Derrière la scène, notre mère Hasnia, notre sœur Rania et nos frères Emir et Camil nous accueillirent avec des peignoirs limpides. Ils nous aidèrent à enlever les bijoux dorés pendus à nos tailles, pour ensuite y ajuster des ceintures de soie finement travaillées. Il fallait aussi superposer des demi-tuniques d’étoffe translucides par-dessus nos soutiens-gorges richement décorés, décrocher les franges de tissu fixées à nos hanches et à nos poignets, pour ensuite ajuster les traines de mousseline ; au final, c’était beaucoup d’apparat pour cacher bien peu. Le tissu transparent et les fentes découpées dans nos tenues étaient davantage là pour mettre en valeur nos formes et nos courbes qu’autre chose. À peine chaussées, nous n’avions droit qu’à de fines sandales afin de dévoiler les motifs qui avaient, quelques jours auparavant, adroitement été dessinés sur nos pieds comme sur nos mains avec du henné foncé. Ils retouchèrent finalement nos coiffes, toutes ses actions n’ayant au final pris que quelques minutes.
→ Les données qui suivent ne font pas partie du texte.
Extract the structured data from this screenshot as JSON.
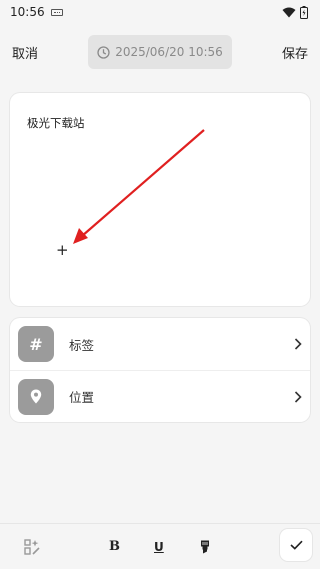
{
  "status_bar": {
    "time": "10:56"
  },
  "header": {
    "cancel_label": "取消",
    "datetime": "2025/06/20 10:56",
    "save_label": "保存"
  },
  "editor": {
    "content": "极光下载站",
    "cursor_glyph": "+"
  },
  "options": [
    {
      "label": "标签",
      "icon": "hash-icon"
    },
    {
      "label": "位置",
      "icon": "location-pin-icon"
    }
  ],
  "toolbar": {
    "bold_label": "B",
    "underline_label": "U"
  },
  "colors": {
    "annotation_arrow": "#e02020",
    "option_icon_bg": "#9b9b9b"
  }
}
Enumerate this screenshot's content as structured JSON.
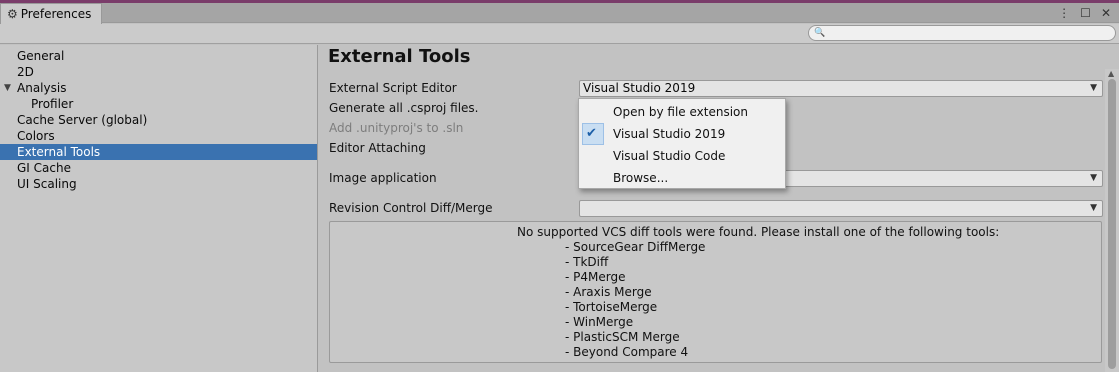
{
  "window": {
    "tab_title": "Preferences",
    "tab_icon": "gear-icon",
    "icons": [
      "kebab-menu-icon",
      "maximize-icon",
      "close-icon"
    ]
  },
  "search": {
    "placeholder": "",
    "value": ""
  },
  "sidebar": {
    "items": [
      {
        "label": "General"
      },
      {
        "label": "2D"
      },
      {
        "label": "Analysis"
      },
      {
        "label": "Profiler"
      },
      {
        "label": "Cache Server (global)"
      },
      {
        "label": "Colors"
      },
      {
        "label": "External Tools"
      },
      {
        "label": "GI Cache"
      },
      {
        "label": "UI Scaling"
      }
    ],
    "selected": "External Tools"
  },
  "main": {
    "heading": "External Tools",
    "external_script_editor": {
      "label": "External Script Editor",
      "value": "Visual Studio 2019"
    },
    "generate_csproj": {
      "label": "Generate all .csproj files."
    },
    "add_unityproj": {
      "label": "Add .unityproj's to .sln"
    },
    "editor_attaching": {
      "label": "Editor Attaching"
    },
    "image_application": {
      "label": "Image application",
      "value": ""
    },
    "revision_control": {
      "label": "Revision Control Diff/Merge",
      "value": ""
    },
    "help": {
      "title": "No supported VCS diff tools were found. Please install one of the following tools:",
      "tools": [
        "- SourceGear DiffMerge",
        "- TkDiff",
        "- P4Merge",
        "- Araxis Merge",
        "- TortoiseMerge",
        "- WinMerge",
        "- PlasticSCM Merge",
        "- Beyond Compare 4"
      ]
    }
  },
  "popup": {
    "items": [
      {
        "label": "Open by file extension",
        "checked": false
      },
      {
        "label": "Visual Studio 2019",
        "checked": true
      },
      {
        "label": "Visual Studio Code",
        "checked": false
      },
      {
        "label": "Browse...",
        "checked": false
      }
    ]
  },
  "colors": {
    "selection": "#3a72b0",
    "accent_strip": "#7a3c6a",
    "check": "#1d5fa8"
  }
}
Nous étions livrées ainsi, presque nues et terriblement bien apprêtées à l’entourage de nos maitres.
Il y avait devant nous un océan puant de noble débauche. Des hommes et des femmes en beaux apparats qui se manquaient de respect de la plus civilisée des façons. Menaces, chantage, harcèlement sexuel ; des fusils sous les tables, des papiers sous des vestons, des coins sombres avec des mains et des ongles qui remontent des jupes, déchirent de bas de soie, mais il y avait surtout des sourires… Des vrais et des faux, des naïfs et des carnassiers.
Devant ce vaste océan, nous étions en quelque sorte des sirènes. Des femmes mystérieuses, gracieuses qu’ils n’associaient pas au genre humain. Nous devions charmer et enchanter des hommes, mais c’était nous qui finissions dévorées.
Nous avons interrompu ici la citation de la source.